Выйдя из подъезда, я отправился, как и решил, в школу, но тут вспомнил, что давно не видел друга Валеру. Точно, давно Валерку не видел! И я пошел к нему. Я бодро шел к Валере, и единственное, что меня раздражало — нет, скорее, утомляло, — так это то, что везде, по всей земле, с чего-то была натянута ржавая, толстая проволока, причем натянута достаточно высоко: переступать через нее приходилось, задирая колени чуть ли не до подбородка.
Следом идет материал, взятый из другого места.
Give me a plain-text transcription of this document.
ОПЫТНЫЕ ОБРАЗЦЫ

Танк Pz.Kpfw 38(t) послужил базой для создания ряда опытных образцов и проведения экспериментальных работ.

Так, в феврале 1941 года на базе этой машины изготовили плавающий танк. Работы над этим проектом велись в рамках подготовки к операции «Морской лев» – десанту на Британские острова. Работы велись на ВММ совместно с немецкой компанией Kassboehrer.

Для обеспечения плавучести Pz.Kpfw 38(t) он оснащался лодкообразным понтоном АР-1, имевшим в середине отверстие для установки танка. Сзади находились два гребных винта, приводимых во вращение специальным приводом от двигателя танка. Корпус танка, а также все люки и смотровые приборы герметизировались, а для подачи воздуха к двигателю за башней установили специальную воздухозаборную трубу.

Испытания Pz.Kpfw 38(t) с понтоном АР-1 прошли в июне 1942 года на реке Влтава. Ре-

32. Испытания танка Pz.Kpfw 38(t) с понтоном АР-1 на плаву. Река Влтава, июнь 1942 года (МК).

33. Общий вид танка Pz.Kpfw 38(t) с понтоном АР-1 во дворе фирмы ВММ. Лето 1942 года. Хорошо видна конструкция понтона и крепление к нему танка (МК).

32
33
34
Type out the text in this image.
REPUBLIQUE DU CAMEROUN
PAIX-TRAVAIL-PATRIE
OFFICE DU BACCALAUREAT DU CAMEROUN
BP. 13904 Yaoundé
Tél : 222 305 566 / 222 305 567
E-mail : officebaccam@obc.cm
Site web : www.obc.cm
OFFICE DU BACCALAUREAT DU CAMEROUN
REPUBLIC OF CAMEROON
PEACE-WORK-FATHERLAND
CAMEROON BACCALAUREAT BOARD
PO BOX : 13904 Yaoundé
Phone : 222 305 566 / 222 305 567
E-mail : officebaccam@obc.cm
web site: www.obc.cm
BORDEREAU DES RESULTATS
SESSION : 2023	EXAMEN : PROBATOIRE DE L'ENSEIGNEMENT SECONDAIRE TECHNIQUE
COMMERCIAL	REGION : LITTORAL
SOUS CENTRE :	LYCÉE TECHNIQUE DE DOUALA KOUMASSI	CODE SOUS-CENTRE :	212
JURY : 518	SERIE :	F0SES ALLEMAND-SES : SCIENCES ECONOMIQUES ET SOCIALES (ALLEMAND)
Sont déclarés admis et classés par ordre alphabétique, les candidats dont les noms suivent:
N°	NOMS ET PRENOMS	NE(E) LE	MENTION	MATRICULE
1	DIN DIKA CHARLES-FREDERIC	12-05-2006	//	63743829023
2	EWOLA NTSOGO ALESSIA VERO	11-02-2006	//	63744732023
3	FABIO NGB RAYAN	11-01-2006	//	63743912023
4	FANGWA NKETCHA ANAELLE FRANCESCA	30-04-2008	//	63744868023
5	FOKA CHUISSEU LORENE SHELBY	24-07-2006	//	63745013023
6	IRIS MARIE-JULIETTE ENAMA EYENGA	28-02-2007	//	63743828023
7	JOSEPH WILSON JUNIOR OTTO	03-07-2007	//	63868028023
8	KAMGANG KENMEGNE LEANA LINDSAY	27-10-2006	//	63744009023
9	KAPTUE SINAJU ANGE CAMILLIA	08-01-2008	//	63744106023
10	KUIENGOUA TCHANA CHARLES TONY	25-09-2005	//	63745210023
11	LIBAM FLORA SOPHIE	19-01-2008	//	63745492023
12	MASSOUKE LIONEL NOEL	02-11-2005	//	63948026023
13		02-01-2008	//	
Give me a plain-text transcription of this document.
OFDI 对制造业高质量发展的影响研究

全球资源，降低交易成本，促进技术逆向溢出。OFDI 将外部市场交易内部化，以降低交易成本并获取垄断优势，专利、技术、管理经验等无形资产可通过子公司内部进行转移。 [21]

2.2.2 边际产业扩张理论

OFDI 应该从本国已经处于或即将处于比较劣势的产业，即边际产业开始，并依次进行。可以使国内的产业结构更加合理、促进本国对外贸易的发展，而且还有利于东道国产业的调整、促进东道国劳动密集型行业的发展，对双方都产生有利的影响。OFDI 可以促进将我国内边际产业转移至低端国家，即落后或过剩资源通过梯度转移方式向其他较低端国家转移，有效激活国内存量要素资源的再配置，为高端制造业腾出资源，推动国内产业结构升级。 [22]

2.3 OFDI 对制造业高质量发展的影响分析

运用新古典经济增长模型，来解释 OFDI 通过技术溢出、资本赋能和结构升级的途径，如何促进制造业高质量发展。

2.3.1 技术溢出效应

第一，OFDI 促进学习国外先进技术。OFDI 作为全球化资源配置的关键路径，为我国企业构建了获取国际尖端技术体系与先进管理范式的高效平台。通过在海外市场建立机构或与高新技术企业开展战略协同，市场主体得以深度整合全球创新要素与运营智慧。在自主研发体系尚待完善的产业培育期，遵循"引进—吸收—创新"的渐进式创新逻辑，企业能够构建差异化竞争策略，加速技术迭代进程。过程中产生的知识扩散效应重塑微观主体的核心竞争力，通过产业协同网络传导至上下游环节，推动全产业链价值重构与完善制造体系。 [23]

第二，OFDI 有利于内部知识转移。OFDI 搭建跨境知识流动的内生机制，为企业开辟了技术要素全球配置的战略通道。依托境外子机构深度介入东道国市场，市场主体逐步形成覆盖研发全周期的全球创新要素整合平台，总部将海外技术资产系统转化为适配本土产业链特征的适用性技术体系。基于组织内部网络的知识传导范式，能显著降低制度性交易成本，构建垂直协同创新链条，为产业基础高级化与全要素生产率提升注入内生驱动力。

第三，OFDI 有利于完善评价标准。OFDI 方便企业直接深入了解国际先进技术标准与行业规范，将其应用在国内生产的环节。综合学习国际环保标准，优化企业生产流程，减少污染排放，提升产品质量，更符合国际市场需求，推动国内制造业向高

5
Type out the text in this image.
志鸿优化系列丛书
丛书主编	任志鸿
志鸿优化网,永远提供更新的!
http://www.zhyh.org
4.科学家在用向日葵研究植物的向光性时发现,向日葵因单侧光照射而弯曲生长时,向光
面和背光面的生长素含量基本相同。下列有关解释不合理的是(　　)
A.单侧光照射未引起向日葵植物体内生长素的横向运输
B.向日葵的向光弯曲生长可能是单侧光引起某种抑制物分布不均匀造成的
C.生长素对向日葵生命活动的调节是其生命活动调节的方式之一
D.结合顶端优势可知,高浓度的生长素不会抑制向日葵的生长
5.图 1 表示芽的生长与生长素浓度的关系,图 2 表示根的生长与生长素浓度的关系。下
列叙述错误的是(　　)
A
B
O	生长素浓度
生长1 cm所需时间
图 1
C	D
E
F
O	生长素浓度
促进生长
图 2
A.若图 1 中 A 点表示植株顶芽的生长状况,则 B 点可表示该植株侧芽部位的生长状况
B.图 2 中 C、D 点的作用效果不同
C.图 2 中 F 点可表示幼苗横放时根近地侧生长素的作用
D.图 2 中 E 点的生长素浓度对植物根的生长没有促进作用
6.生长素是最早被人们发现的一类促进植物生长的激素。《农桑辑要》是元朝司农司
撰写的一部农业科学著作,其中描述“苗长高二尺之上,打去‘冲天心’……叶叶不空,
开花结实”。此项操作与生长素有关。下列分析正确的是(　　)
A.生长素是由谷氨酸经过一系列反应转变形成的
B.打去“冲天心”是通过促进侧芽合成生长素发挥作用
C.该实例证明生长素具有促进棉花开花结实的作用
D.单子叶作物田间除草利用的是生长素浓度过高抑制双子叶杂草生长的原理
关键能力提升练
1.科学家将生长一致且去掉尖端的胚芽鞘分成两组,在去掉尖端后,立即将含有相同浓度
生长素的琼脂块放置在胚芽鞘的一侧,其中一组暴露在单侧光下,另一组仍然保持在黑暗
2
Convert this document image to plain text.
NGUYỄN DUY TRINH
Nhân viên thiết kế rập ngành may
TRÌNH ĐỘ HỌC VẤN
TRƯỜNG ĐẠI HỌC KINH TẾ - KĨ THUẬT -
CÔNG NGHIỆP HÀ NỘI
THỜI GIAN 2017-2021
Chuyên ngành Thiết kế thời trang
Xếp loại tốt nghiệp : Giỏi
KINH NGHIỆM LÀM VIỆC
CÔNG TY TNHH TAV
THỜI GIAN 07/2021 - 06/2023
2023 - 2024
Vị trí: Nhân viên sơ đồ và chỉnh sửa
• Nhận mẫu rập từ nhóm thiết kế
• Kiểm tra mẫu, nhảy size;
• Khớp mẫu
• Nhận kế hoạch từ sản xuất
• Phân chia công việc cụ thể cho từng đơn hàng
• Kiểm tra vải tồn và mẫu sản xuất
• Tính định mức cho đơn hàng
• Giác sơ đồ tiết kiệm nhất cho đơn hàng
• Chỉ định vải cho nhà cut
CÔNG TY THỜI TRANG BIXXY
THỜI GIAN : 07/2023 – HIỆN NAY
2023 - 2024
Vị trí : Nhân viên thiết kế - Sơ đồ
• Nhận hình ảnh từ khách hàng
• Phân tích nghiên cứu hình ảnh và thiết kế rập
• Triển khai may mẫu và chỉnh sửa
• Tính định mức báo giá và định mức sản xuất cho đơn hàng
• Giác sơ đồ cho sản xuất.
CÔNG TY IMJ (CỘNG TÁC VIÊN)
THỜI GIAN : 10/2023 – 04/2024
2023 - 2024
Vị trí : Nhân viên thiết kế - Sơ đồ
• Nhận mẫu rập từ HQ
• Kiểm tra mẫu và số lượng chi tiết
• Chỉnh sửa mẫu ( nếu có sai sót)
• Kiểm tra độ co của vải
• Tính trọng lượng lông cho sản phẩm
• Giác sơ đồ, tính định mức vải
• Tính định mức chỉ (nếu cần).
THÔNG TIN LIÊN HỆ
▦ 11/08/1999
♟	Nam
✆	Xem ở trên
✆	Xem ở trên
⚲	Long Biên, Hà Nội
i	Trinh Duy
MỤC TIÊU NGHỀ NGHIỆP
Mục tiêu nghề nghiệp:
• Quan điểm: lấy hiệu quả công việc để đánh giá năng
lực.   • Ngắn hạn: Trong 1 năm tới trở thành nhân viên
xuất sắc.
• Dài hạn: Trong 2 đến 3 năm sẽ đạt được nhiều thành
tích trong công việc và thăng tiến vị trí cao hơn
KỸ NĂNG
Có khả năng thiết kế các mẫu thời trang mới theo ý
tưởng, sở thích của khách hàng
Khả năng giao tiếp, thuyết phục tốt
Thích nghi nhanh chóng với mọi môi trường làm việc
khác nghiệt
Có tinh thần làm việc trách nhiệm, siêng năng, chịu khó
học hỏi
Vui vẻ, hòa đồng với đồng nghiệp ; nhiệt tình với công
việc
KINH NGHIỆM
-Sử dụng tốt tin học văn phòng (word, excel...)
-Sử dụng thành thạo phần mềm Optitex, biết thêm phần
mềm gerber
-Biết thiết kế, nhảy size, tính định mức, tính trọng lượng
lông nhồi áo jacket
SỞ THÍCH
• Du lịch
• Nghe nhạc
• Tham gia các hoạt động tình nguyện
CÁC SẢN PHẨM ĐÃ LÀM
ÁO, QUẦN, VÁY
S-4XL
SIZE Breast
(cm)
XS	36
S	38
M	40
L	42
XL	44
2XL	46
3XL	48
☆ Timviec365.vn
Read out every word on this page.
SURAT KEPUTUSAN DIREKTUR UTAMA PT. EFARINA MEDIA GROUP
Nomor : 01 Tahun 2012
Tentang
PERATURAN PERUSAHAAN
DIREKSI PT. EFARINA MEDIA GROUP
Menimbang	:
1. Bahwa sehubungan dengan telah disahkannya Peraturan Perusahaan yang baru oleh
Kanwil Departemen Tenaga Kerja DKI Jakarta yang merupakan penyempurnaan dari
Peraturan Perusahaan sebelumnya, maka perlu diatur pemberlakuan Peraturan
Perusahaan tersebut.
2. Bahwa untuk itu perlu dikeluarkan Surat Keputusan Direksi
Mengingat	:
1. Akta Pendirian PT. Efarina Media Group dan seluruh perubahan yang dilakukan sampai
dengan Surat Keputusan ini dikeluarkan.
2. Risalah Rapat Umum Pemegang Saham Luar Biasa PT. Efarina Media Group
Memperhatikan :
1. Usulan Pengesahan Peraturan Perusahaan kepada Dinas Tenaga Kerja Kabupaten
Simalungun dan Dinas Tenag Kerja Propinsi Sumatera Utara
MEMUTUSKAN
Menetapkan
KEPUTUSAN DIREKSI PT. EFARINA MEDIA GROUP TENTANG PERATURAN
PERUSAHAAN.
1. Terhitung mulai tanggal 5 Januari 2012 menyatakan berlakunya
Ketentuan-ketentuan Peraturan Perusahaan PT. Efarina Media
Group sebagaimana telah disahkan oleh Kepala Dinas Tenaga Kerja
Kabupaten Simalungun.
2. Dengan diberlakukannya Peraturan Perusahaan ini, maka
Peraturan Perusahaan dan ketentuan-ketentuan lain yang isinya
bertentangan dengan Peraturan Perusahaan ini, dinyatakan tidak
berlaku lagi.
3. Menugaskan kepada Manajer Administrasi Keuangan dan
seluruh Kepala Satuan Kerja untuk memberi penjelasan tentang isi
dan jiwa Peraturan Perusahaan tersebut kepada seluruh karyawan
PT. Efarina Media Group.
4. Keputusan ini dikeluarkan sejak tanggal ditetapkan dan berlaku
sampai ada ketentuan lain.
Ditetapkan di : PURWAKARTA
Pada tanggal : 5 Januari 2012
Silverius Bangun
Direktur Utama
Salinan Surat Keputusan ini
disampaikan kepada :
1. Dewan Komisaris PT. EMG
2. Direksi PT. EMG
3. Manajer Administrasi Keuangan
Я добросовестно через нее переступал, со стороны напоминая, вероятно, цаплю. О прохожих я не думал.
Я уже был на полпути к Валере, как вдруг опять вспомнил о школе. Тщательно подумав, я пришел к выводу, что школа на данный момент предпочтительнее. Причем безусловно предпочтительнее. Никогда до этого я не рассуждал столь логично и безукоризненно. Усмехнувшись по поводу своей легкой забывчивости, я повернулся и пошел на автобусную остановку. Кстати, и проволоки больше не было.
В автобус я вошел со спокойным и открытым лицом человека, который в очередной раз выполняет свой долг, ставший несколько рутинным, но от того не потерявший своей высокой значимости. Две девицы, увидев меня, почему-то сразу захихикали. Меня это слегка удивило, но я был совершенно не в настроении входить в резоны первого встречного; улыбнувшись им тонкой улыбкой человека, которого на мякине не проведешь, я стал смотреть в окно.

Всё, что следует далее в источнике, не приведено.